Panic threatened me for one fleeting moment; for this part of Cairo is utterly deserted at night and the mystery of the thing was taking toll of my nerves; then firmly unclasping the trembling arms, I pushed Mizmûna behind me and snatched out my Colt automatic ... as a group of muffled figures became magically detached from the shadows that had hidden them; and began silently to advance.

I raised the pistol.

Usbur!” I cried “âuz eh?” (Stop! what do you want?)

They halted at once; but no answering voice broke the uncanny silence in which they regarded me. Mizmûna plucked at my arm.

“Quick! Quick!” she whispered tremulously, “the keys! the keys!”

I was swift to grasp her meaning.

“My right pocket!” I whispered in answer.

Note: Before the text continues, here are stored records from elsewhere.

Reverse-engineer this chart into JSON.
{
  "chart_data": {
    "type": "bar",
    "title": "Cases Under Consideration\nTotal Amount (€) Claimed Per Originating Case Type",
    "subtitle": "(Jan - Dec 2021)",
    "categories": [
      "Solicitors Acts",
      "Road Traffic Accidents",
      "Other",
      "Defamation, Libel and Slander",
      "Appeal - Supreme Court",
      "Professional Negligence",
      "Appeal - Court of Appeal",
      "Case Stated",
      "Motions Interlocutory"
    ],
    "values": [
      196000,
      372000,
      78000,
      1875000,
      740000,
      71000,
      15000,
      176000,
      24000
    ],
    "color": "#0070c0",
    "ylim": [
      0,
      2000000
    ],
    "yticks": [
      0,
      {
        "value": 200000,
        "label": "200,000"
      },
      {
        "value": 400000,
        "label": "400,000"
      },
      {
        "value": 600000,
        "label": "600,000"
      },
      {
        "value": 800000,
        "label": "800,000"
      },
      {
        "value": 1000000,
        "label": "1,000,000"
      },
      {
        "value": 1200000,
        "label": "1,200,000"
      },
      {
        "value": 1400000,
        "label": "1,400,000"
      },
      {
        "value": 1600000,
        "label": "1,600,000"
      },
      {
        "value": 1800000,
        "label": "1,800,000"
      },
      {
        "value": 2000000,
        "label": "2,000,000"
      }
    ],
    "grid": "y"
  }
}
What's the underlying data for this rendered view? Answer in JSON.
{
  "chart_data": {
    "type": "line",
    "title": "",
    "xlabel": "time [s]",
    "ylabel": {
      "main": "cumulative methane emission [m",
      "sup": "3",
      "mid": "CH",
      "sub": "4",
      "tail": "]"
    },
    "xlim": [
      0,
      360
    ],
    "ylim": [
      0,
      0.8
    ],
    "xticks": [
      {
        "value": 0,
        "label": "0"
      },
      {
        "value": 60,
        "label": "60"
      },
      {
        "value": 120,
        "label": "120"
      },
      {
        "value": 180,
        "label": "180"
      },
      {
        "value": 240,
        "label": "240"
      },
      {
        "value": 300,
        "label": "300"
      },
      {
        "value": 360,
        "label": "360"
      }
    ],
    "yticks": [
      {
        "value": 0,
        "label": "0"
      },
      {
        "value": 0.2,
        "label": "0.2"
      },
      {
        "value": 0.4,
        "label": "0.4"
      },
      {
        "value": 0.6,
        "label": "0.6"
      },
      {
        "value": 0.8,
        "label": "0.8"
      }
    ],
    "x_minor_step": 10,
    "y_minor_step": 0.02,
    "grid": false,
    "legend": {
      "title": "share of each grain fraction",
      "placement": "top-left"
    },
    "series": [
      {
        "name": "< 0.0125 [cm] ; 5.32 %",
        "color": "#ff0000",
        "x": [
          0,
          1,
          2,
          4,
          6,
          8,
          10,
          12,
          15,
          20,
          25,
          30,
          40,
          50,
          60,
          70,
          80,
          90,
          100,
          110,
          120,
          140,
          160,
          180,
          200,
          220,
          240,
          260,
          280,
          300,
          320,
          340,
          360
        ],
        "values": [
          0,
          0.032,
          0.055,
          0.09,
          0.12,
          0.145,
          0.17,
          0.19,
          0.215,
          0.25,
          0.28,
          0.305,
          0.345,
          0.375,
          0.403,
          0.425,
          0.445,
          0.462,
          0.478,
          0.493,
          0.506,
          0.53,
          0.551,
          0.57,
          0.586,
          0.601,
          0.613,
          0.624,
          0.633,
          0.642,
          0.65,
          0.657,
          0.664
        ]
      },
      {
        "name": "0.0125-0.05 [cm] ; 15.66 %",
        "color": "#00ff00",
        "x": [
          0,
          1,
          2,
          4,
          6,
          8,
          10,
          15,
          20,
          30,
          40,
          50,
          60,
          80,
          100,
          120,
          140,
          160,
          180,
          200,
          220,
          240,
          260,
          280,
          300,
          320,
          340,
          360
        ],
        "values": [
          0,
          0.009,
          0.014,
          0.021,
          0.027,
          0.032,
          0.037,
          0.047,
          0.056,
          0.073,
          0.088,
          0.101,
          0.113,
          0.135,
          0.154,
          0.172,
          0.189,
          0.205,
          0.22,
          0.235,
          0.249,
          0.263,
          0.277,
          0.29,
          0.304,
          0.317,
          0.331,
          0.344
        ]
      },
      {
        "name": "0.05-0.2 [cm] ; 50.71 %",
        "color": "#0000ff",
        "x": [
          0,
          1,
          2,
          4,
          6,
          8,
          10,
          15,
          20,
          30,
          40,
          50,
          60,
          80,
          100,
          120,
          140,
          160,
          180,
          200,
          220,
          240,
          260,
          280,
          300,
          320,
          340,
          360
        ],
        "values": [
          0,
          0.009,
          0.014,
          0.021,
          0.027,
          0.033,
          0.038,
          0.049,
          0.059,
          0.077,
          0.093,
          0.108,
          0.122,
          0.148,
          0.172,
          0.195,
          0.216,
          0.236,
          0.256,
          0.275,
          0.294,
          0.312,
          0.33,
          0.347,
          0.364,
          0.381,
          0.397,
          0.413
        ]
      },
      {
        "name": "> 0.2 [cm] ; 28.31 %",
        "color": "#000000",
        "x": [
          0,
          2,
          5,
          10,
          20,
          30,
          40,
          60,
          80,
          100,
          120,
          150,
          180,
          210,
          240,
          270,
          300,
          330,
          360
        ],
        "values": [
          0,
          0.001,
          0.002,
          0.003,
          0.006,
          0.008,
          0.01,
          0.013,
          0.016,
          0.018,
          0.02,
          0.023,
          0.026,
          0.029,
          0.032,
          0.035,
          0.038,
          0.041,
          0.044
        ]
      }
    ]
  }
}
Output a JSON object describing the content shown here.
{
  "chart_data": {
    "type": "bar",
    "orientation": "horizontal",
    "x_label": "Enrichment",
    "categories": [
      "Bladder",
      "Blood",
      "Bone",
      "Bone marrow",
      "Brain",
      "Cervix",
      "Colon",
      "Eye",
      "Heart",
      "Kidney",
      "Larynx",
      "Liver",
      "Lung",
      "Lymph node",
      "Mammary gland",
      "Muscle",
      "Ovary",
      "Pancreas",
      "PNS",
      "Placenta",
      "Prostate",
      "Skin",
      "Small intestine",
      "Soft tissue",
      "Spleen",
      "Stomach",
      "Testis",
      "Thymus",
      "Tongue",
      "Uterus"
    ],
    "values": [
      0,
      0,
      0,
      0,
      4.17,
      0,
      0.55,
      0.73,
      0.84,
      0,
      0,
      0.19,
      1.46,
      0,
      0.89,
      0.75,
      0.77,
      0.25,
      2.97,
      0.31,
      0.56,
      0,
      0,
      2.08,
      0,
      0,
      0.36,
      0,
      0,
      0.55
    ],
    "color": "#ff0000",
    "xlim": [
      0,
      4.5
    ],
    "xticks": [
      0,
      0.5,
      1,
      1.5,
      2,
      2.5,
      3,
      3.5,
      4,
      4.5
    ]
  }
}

The girl’s shaking hand groped for the keys, found them; and, uttering no parting word, Mizmûna darted off along the Sukkarîya, which here bisects the Darb el-Ahmar. An angry muttering arose from the little knot of oddly muffled figures, but not one of them had the courage to attempt a pursuit of the fugitive. Keeping my back to the wall of the mosque and feeling along it with one hand outstretched, I began to back away from the attacking party; intending to take to my heels along the first lane I came to.

This plan was sound enough; its weakness lay in the fact that I could make no proper survey of that which lay immediately behind me. The result was that I backed into someone who must have been stealthily approaching from the rear.

I knew nothing of his presence until he suddenly threw himself upon from behind, and I was down on my face in the dust! My pistol was jerked out of my hand, and, still preserving that unbroken disconcerting silence, the muffled group bore down upon me.